DEREK. – Addison... Puisque je te dis que ce n'est pas ce que tu crois.
ADDISON. – Ah non ! Ne joue pas ce jeu-là avec moi. Peut-être qu'avec ta petite interne dépravée ça a marché, mais Derek, tu ne m'auras pas aussi facilement et encore moins des années après.
DEREK. – Alors quoi, hein ?! Quoi, Addison ?!
ADDISON. – J'en ai plus qu'assez de ton attitude.
DEREK. – Excuse-moi ?!
ADDISON. – Oui : tu prétends m'aimer, en réalité tu te sers de moi pour avoir l'impression d'être un brave type ! Tu ne peux pas t'empêcher de retourner vers elle. A la moindre occasion, tu fonces tête baissée. Je n'ai plus confiance en toi. Et, pour me donner raison, il suffit que je me retrouve coincée une heure dans un ascenseur pour que tu te précipites dans ses bras. Tu ne m'aimes plus ? Très bien, mais respecte-moi, au moins.

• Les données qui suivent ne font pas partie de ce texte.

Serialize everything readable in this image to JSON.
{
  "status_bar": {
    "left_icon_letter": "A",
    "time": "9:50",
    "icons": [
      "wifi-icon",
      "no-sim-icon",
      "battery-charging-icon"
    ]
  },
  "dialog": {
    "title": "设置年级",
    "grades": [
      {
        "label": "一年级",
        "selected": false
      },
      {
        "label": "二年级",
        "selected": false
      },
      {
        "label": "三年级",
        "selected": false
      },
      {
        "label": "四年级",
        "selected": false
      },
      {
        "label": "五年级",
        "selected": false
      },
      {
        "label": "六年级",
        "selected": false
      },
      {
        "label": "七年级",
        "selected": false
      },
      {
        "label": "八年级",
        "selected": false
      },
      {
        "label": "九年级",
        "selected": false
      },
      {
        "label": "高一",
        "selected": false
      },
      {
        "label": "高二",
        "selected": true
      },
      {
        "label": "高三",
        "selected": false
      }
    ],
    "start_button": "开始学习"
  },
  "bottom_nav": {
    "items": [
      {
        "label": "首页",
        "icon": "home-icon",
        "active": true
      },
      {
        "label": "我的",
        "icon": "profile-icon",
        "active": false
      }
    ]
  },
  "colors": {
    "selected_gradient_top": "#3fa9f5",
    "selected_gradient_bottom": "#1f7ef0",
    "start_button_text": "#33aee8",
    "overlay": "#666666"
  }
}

DEREK, lançant un regard dans ma direction. – Je crois que ce n'est pas le moment d'en discuter. On verra ça plus tard.
ADDISON. – Eh quoi ? Maintenant, c'est toi qui fuis ? C'est à ça que j'ai droit ?
DEREK. – Calme-toi un peu, s'il te plaît.

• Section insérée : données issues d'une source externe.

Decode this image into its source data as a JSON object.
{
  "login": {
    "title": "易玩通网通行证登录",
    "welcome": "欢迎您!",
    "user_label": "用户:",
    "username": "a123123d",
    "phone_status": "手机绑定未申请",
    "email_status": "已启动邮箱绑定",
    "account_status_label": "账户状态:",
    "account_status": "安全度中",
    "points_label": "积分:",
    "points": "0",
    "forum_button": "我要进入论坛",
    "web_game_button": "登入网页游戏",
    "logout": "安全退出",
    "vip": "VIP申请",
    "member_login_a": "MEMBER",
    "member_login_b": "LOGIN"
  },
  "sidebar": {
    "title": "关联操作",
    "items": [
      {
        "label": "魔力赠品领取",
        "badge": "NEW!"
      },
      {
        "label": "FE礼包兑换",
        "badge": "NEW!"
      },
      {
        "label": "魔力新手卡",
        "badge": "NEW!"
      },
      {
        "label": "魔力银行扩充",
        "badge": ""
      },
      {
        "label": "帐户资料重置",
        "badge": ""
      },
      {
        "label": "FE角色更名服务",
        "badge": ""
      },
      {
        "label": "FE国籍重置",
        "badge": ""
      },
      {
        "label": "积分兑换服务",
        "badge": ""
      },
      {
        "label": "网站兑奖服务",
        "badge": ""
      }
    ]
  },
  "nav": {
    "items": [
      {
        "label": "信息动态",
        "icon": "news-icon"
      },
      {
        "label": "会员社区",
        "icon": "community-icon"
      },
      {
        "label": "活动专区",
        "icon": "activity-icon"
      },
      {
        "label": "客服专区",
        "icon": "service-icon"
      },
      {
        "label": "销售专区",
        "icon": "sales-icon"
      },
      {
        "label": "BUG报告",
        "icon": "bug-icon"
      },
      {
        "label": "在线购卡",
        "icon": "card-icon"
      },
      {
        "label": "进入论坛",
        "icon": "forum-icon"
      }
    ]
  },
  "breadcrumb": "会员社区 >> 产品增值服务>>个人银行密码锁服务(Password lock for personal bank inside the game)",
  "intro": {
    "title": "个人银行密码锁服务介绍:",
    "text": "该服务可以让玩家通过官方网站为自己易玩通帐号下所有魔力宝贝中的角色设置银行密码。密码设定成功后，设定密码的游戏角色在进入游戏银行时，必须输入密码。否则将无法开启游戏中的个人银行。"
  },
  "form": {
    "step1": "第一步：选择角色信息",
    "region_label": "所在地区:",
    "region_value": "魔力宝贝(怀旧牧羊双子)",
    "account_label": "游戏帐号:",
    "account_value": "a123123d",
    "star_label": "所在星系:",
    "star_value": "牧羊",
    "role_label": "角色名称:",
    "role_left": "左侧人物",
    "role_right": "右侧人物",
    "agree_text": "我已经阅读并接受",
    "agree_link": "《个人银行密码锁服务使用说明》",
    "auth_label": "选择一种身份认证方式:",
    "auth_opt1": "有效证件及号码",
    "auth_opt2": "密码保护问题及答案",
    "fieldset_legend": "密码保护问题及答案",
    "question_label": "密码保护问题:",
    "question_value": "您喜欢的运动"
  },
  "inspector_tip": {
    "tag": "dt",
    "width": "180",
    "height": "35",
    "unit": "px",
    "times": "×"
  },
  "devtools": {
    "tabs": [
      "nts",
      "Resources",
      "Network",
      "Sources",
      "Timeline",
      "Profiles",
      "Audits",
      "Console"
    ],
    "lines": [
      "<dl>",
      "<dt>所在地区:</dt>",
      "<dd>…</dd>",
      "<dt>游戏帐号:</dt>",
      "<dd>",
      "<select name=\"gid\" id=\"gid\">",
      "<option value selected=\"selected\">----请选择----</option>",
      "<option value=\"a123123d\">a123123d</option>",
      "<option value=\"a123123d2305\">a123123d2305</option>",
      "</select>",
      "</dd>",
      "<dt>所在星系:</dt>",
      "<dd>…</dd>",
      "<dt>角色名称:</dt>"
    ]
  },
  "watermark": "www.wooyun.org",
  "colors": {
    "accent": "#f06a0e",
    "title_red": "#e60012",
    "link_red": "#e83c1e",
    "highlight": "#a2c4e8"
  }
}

ADDISON, se fermant comme une huître. – Quoi ? Tu ne vas ni hurler, ni me traiter de tous les noms, ni je ne sais pas... ignorer ma présence dans cet ascenseur ?

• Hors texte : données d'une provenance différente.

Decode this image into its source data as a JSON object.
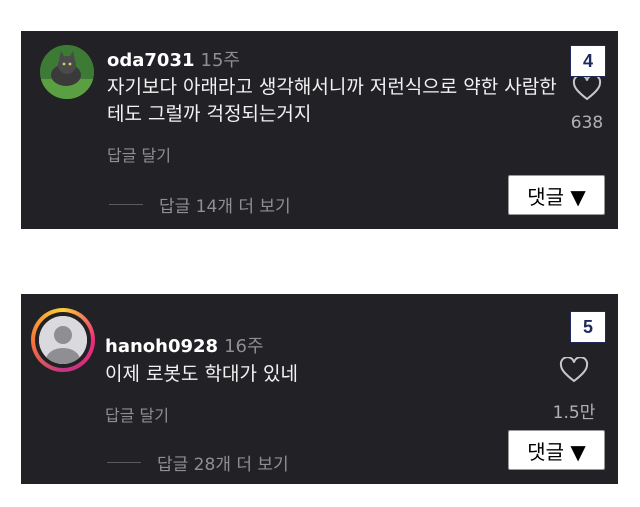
{
  "comments": [
    {
      "username": "oda7031",
      "time": "15주",
      "text": "자기보다 아래라고 생각해서니까 저런식으로 약한 사람한테도 그럴까 걱정되는거지",
      "reply_label": "답글 달기",
      "view_replies": "답글 14개 더 보기",
      "likes": "638",
      "number_badge": "4",
      "sort_label": "댓글 ▼",
      "avatar_icon": "cat-photo-icon"
    },
    {
      "username": "hanoh0928",
      "time": "16주",
      "text": "이제 로봇도 학대가 있네",
      "reply_label": "답글 달기",
      "view_replies": "답글 28개 더 보기",
      "likes": "1.5만",
      "number_badge": "5",
      "sort_label": "댓글 ▼",
      "avatar_icon": "default-user-icon"
    }
  ],
  "colors": {
    "card_bg": "#222226",
    "secondary_text": "#8e8e93",
    "badge_border": "#1f2a5a"
  }
}
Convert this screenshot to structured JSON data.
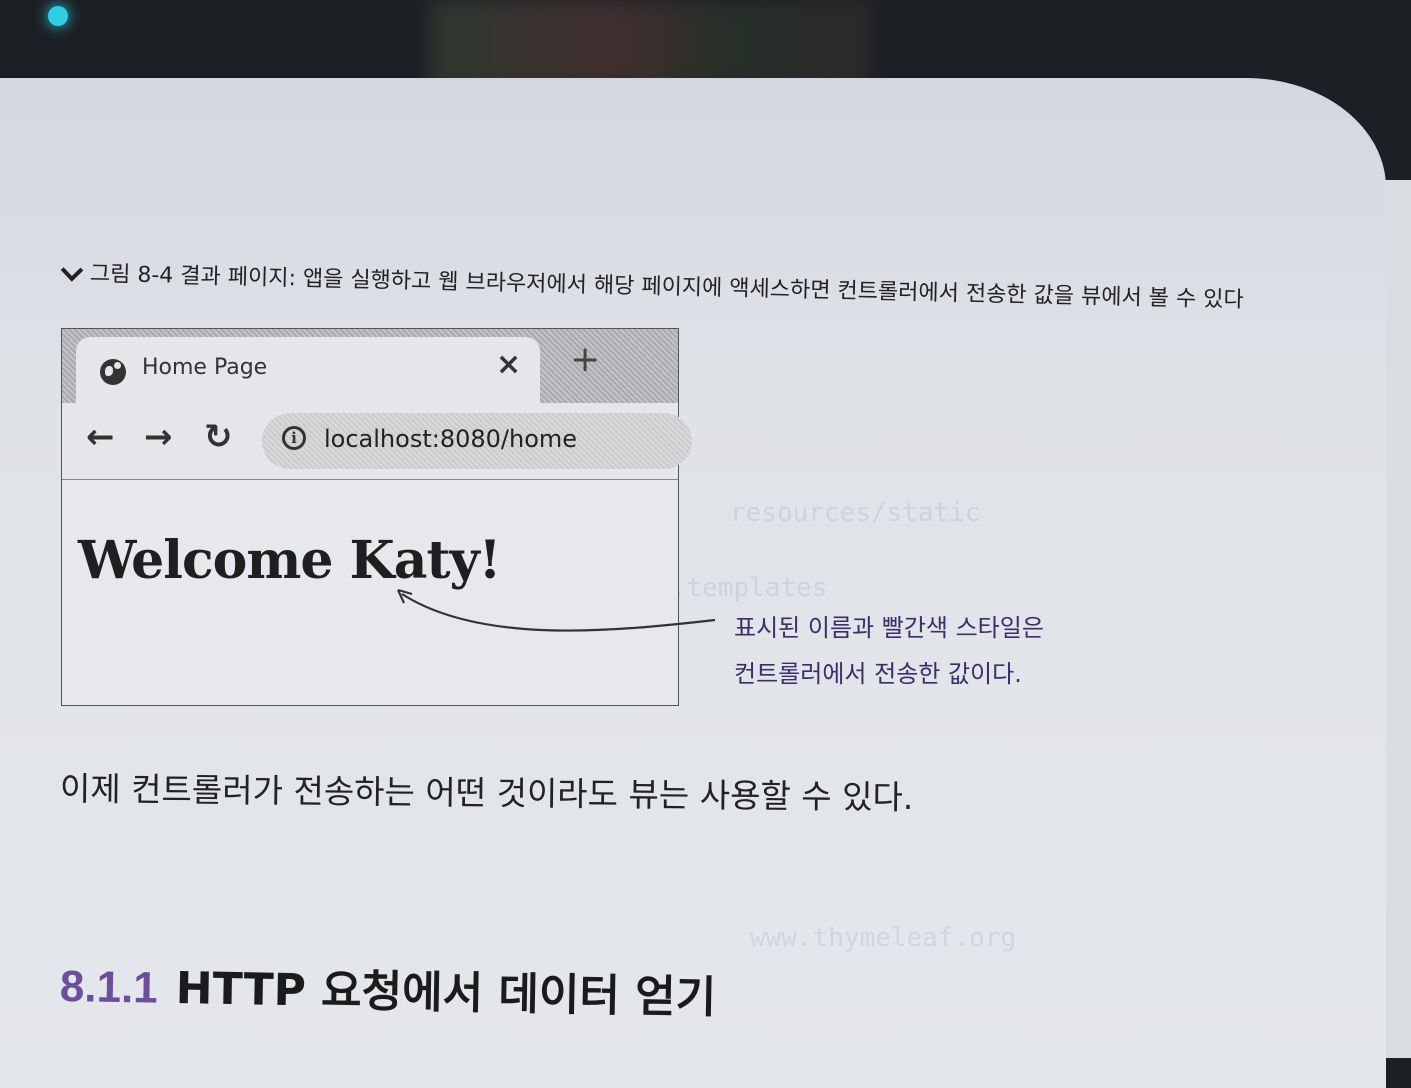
{
  "figure_caption": "그림 8-4 결과 페이지: 앱을 실행하고 웹 브라우저에서 해당 페이지에 액세스하면 컨트롤러에서 전송한 값을 뷰에서 볼 수 있다",
  "browser": {
    "tab_title": "Home Page",
    "tab_close": "×",
    "new_tab": "+",
    "back": "←",
    "forward": "→",
    "reload": "↻",
    "info": "i",
    "url": "localhost:8080/home",
    "heading": "Welcome Katy!"
  },
  "annotation": {
    "line1": "표시된 이름과 빨간색 스타일은",
    "line2": "컨트롤러에서 전송한 값이다."
  },
  "body_text": "이제 컨트롤러가 전송하는 어떤 것이라도 뷰는 사용할 수 있다.",
  "section": {
    "number": "8.1.1",
    "title": "HTTP 요청에서 데이터 얻기"
  }
}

DEREK. – Qu'est-ce que tu veux, Addison ?
ADDISON. – Je veux un peu d'égard ! J'ai couché avec ton meilleur ami et tu as tourné les talons. J'ai débarqué ici de New York et tu as encore tourné les talons. Qu'est-ce qu'il faut que je fasse ? Derek, je... je ne suis pas Meredith Grey !

   A ces mots, il la fusille du regard. Je ne quitte pas le sol des yeux, me faisant la plus petite possible. Addison, les poings serrés, semble au bord de la crise de nerfs. Etre piégée pendant encore trois étages dans cet ascenseur, entre son mari et sa maîtresse a toutes les chances de la faire craquer. Je remarque alors qu'elle tend ses doigts dans ma direction, très discrètement, voulant attirer mon attention. Sur un coup de tête, je glisse ma main dans la sienne. Sans échanger le moindre regard avec moi, elle la serre avec force.

DEREK. – Tu es vraiment Satan. Tu t'en rends compte ? S'il devait prendre forme humaine, ce serait la tienne. Il serait toi, partout et tout le temps.
ADDISON. – Je ne suis pas Satan.
DEREK. – Pourquoi tu ne retournes pas à New York à cheval sur ton balai ?
ADDISON. – Tu es mesquin, arrête.
DEREK. – Et toi, une belle ordure. C'est pas mieux.

   La sentant bouillir, je fais aller et venir mon pouce en caresses sur sa peau froide. Le silence est pesant. Sa main tremble. Derek ne remarque rien de notre contact, si bien qu'Addison se serre un peu plus contre moi. Nos bras se touchent. J'ai envie de lui faire un câlin. Je ne peux pas.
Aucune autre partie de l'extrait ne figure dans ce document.